Até que surgiu um novo trabalho em 1984 de um grupo de pesquisadores italianos. Ele se mostrou eficaz em 73% dos pacientes tratados. A técnica de Ariana Yang é parecida. Em 12 a 15 sessões de imunoterapia oral, são ministradas doses crescentes de um extrato do agente causador da alergia. Inicialmente, é pesquisado um histórico clínico com exames que possam garantir que o paciente permanece alérgico. Com a confirmação, um teste cutâneo busca o end point, isto é, a concentração na qual o corpo da pessoa vai tolerar o alimento sem ter qualquer reação. A partir desse limiar, é produzido o extrato diluído, que tem a concentração aumentada a cada sessão até que o paciente aceite a quantidade total.

Dieta deve ser acompanhada
A alergia alimentar faz parte da rotina da família de Pedro Costa Ferreira Feliciano, de 1 ano e meio, desde os nove meses de idade, quando ele começou a se alimentar com opções além do leite materno. A professora universitária Carolina Costa Ferreira, 33 anos, percebeu pequenas reações cutâneas causadas pela presença de glúten e uma vermelhidão quando o filho consumia leite de vaca. “Por orientação da nutricionista, retiramos esses alimentos durante 30 dias completamente. Voltamos aos poucos com uma quantidade mínima de cada coisa. Quando ele teve uma nova reação, retiramos mais uma vez”, conta a mãe. As idas e vindas tendem a durar mais alguns meses. “Soube que as alergias são muito comuns até os 2 anos”, diz Carolina.

Os pratos de toda a casa foram readaptados. Em vez do pão, tapioca. Do leite de vaca, o vegetal. O histórico familiar, no caso de Pedro, é bastante latente. Uma tia é celíaca e o pai, Samuel Martins Feliciano, também teve alergias quando era bebê. A nutricionista Raquel Ferreira ressalta que é essencial que a família procure orientação profissional assim que perceber sintomas de alergia alimentar, pois há o risco de que a privação não orientada de um alimento resulte na perda de nutrientes importantes, como o cálcio e a proteína contidos no leite de vaca.

Segundo a nutricionista, os alimentos mais alergênicos são ovo, leite e derivados, trigo (glúten), castanhas, frutos do mar e crustáceos. Ela alerta que a inserção deles sempre deve ser feita com cuidado e atenção para qualquer sintoma. Uma dica importante trata justamente do momento dessa experimentação. Diferentemente do que é pensado, a melhor fase é durante a amamentação.

“A linha de pesquisa mais recente é aproveitar esse momento.

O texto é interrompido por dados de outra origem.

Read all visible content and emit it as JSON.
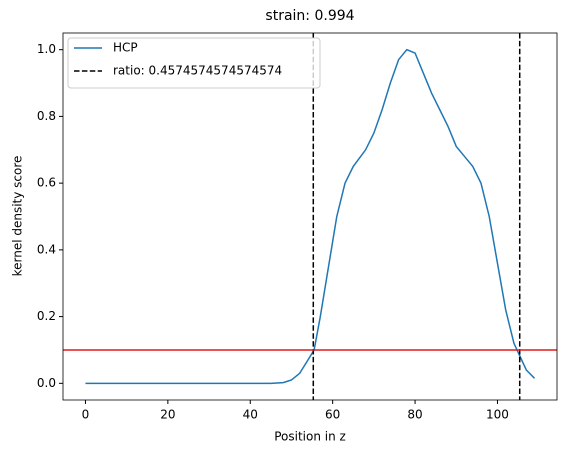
{
  "chart_data": {
    "type": "line",
    "title": "strain: 0.994",
    "xlabel": "Position in z",
    "ylabel": "kernel density score",
    "series": [
      {
        "name": "HCP",
        "color": "#1f77b4",
        "x": [
          0,
          10,
          20,
          30,
          40,
          45,
          48,
          50,
          52,
          54,
          55.5,
          57,
          59,
          61,
          63,
          65,
          68,
          70,
          72,
          74,
          76,
          78,
          80,
          82,
          84,
          86,
          88,
          90,
          92,
          94,
          96,
          98,
          100,
          102,
          104,
          105.5,
          107,
          109
        ],
        "values": [
          0,
          0,
          0,
          0,
          0,
          0,
          0.002,
          0.01,
          0.03,
          0.07,
          0.1,
          0.2,
          0.35,
          0.5,
          0.6,
          0.65,
          0.7,
          0.75,
          0.82,
          0.9,
          0.97,
          1.0,
          0.99,
          0.93,
          0.87,
          0.82,
          0.77,
          0.71,
          0.68,
          0.65,
          0.6,
          0.5,
          0.36,
          0.22,
          0.12,
          0.08,
          0.04,
          0.015
        ]
      }
    ],
    "vlines": {
      "name": "ratio: 0.4574574574574574",
      "color": "#000000",
      "values": [
        55.3,
        105.4
      ]
    },
    "hline": {
      "value": 0.1,
      "color": "#e41a1c"
    },
    "xlim": [
      -5.45,
      114.45
    ],
    "xticks": [
      0,
      20,
      40,
      60,
      80,
      100
    ],
    "ylim": [
      -0.05,
      1.05
    ],
    "yticks": [
      {
        "value": 0,
        "label": "0.0"
      },
      0.2,
      0.4,
      0.6,
      0.8,
      {
        "value": 1,
        "label": "1.0"
      }
    ],
    "legend": "upper-left"
  }
}
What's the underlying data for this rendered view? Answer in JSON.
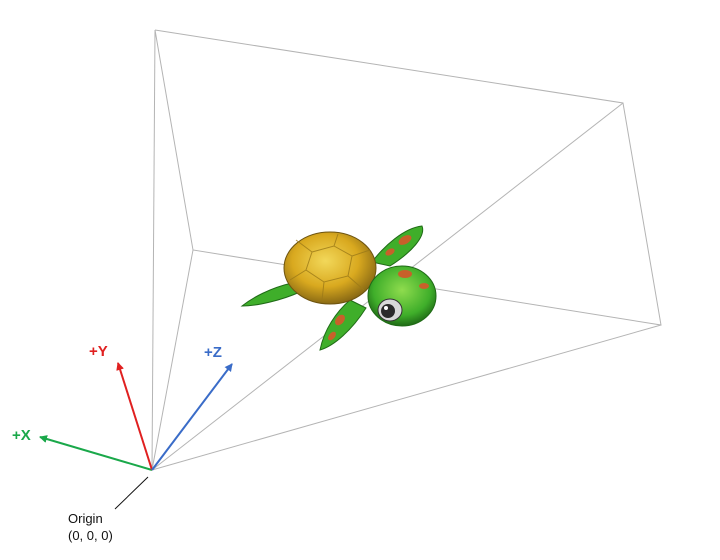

Introduzir a alimentação com 6 meses, mantendo o leite materno, que tem um fator importante de proteção”, explica Ferreira. O leite materno teria a função de passar os anticorpos e outras substâncias capazes de combater reações alérgicas menores. Nos casos em que a amamentação não é possível, a orientação muda. “Pensamos que esses alimentos mais alergênicos devem ser introduzidos só depois de um ano de vida”, diz Raquel Ferreira.